There is a coupon though. It’s a coupon for shares at 50% off. That means you now get 22,222,222 shares at $0.00045.
You sell your 22,222,222 shares at today’s price of $0.0009 and that gives you $20,000.00.
Your original loan to Steve was $10,000.00.
For 6 months you collected 12.99% on the interest each month.
You converted your loan into 22,222,222 shares and sold them at market for $0.0009.
Your loan to Steve got you your $10k back plus interest PLUS ANOTHER $10k.
See?
See how that’s not at all break even? You just made over $10k in pure profit.
Meanwhile, the shareholders get diluted 22 million shares.

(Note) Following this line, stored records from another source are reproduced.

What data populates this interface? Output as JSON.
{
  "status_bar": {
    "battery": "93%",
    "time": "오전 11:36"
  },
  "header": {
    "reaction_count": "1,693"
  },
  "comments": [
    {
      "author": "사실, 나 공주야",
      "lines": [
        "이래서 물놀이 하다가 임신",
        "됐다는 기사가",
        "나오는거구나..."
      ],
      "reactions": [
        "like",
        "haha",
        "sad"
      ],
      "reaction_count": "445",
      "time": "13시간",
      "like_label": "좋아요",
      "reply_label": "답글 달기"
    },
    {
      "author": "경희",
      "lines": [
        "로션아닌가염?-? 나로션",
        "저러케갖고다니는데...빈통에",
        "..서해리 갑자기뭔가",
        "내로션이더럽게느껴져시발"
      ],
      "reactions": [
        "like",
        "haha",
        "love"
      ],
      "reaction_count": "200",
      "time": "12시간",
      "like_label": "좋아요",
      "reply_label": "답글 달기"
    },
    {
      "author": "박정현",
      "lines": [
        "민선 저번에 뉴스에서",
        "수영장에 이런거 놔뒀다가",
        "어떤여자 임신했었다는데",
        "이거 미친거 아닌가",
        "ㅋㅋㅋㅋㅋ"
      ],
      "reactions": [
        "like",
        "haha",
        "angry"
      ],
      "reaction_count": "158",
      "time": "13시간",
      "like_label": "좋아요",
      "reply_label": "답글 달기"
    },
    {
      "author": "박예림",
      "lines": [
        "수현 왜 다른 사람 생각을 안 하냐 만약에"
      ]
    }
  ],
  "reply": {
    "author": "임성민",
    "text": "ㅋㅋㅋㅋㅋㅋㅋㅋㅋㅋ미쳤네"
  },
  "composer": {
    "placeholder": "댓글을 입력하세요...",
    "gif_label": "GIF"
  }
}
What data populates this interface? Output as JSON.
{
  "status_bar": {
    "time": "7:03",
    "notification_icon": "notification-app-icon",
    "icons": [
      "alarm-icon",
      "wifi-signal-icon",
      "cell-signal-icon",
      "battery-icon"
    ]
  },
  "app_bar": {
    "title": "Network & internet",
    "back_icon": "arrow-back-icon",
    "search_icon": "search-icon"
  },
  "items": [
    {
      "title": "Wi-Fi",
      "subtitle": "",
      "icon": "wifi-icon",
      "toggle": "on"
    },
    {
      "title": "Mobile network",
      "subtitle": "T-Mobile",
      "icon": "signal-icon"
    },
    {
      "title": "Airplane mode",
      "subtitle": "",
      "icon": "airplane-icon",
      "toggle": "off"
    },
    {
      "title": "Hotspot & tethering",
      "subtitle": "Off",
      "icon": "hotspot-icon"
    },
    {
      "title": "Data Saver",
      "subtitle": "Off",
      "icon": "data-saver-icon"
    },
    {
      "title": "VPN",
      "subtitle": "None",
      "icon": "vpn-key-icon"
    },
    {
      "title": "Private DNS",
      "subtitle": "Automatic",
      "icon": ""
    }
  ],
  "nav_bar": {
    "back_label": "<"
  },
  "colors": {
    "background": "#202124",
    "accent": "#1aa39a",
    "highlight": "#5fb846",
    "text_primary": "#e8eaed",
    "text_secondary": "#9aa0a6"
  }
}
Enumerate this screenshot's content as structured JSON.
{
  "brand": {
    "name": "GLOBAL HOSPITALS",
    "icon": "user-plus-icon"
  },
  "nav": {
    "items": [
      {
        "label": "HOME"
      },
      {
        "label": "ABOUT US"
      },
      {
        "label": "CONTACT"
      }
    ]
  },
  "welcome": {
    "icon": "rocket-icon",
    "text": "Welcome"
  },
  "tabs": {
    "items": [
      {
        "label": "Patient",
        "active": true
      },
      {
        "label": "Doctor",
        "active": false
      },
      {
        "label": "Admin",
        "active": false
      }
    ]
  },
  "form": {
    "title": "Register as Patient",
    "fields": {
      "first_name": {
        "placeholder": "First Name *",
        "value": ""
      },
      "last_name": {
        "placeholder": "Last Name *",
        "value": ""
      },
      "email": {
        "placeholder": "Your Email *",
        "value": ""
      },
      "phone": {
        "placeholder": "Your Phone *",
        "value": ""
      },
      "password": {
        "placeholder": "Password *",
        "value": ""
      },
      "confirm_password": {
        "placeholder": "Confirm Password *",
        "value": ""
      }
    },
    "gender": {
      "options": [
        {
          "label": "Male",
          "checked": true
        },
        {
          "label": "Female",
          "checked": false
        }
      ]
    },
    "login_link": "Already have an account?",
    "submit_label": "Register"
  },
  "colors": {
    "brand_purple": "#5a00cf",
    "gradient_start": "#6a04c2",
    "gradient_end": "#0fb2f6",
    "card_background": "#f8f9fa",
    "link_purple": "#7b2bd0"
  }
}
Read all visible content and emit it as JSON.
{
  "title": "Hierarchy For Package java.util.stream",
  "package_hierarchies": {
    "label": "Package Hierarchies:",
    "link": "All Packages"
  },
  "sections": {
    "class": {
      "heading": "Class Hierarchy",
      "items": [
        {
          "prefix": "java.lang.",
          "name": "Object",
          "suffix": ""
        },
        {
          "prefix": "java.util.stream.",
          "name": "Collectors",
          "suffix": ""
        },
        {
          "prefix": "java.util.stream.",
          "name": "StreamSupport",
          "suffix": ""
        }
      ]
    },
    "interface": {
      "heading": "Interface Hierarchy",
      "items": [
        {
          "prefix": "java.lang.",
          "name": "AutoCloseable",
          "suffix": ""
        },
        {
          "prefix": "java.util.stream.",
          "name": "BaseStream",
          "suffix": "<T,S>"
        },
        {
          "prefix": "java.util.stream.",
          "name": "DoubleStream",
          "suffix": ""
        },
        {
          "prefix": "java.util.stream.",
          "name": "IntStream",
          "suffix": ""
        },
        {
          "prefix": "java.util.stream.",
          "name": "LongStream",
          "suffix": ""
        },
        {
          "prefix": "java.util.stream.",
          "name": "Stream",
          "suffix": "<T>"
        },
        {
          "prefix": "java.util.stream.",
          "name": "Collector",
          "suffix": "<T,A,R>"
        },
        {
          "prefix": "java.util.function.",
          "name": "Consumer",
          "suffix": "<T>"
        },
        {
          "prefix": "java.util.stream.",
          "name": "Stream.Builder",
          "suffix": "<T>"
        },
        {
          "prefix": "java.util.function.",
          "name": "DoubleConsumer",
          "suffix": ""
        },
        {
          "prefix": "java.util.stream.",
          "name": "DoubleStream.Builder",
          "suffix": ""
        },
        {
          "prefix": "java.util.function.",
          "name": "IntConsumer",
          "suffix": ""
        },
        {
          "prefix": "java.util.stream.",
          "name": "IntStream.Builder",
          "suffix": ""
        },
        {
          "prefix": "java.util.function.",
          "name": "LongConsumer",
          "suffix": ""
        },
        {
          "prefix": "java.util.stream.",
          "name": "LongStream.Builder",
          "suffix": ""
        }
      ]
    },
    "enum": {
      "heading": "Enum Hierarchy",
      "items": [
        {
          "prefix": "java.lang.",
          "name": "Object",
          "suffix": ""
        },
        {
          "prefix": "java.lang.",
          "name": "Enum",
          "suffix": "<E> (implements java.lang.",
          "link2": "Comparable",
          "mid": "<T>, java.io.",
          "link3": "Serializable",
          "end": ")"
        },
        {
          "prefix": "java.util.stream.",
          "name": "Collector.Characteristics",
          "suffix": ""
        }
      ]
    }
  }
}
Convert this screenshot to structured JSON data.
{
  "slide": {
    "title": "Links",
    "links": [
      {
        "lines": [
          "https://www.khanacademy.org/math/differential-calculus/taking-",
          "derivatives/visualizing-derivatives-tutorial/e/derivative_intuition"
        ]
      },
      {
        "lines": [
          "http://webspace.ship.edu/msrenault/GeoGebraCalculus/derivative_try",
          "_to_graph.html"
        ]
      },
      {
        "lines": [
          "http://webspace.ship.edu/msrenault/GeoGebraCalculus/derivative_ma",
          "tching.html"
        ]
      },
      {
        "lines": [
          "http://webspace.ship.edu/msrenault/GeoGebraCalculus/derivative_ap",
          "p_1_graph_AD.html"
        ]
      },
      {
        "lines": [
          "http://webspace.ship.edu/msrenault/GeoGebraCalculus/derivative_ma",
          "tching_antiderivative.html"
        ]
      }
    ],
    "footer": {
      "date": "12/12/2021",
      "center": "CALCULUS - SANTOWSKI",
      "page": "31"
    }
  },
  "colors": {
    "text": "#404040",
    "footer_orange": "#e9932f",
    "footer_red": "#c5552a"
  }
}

22 million shares seem like small potatoes?
Well...take ONCI’s most recent $90,000.00 loan. Do the same math. I’ll save you the legwork...that $90,000.00 loan at today’s prices would cost the shareholders 200 million shares.
I can’t help you if this doesn’t clear up things for you.
Here is the mcdreamy of mcdreamy outcomes for you as the lender:
Same scenario above where you got your 22 million shares at $0.00045 and before you sell BIG NEWS HITS and the stock goes from $0.0009 (remember that you got yours at $0.00045) and ONCI skyrockets to $0.01 and then you sell.
You loaned Steve $10,000.00 and big news hit before you sold and that loan earned you $222,222.00.
So while it’s in your interest to gamble, you don’t typically hold the shares because you know you’re diluting them and so are other note holders. So while there is a chance you’re holding when big news hits it is more likely that the shares you’re now holding will be diluted and instead of earning $10K in pure profit you’ll be losing parts of that $10k if you hold.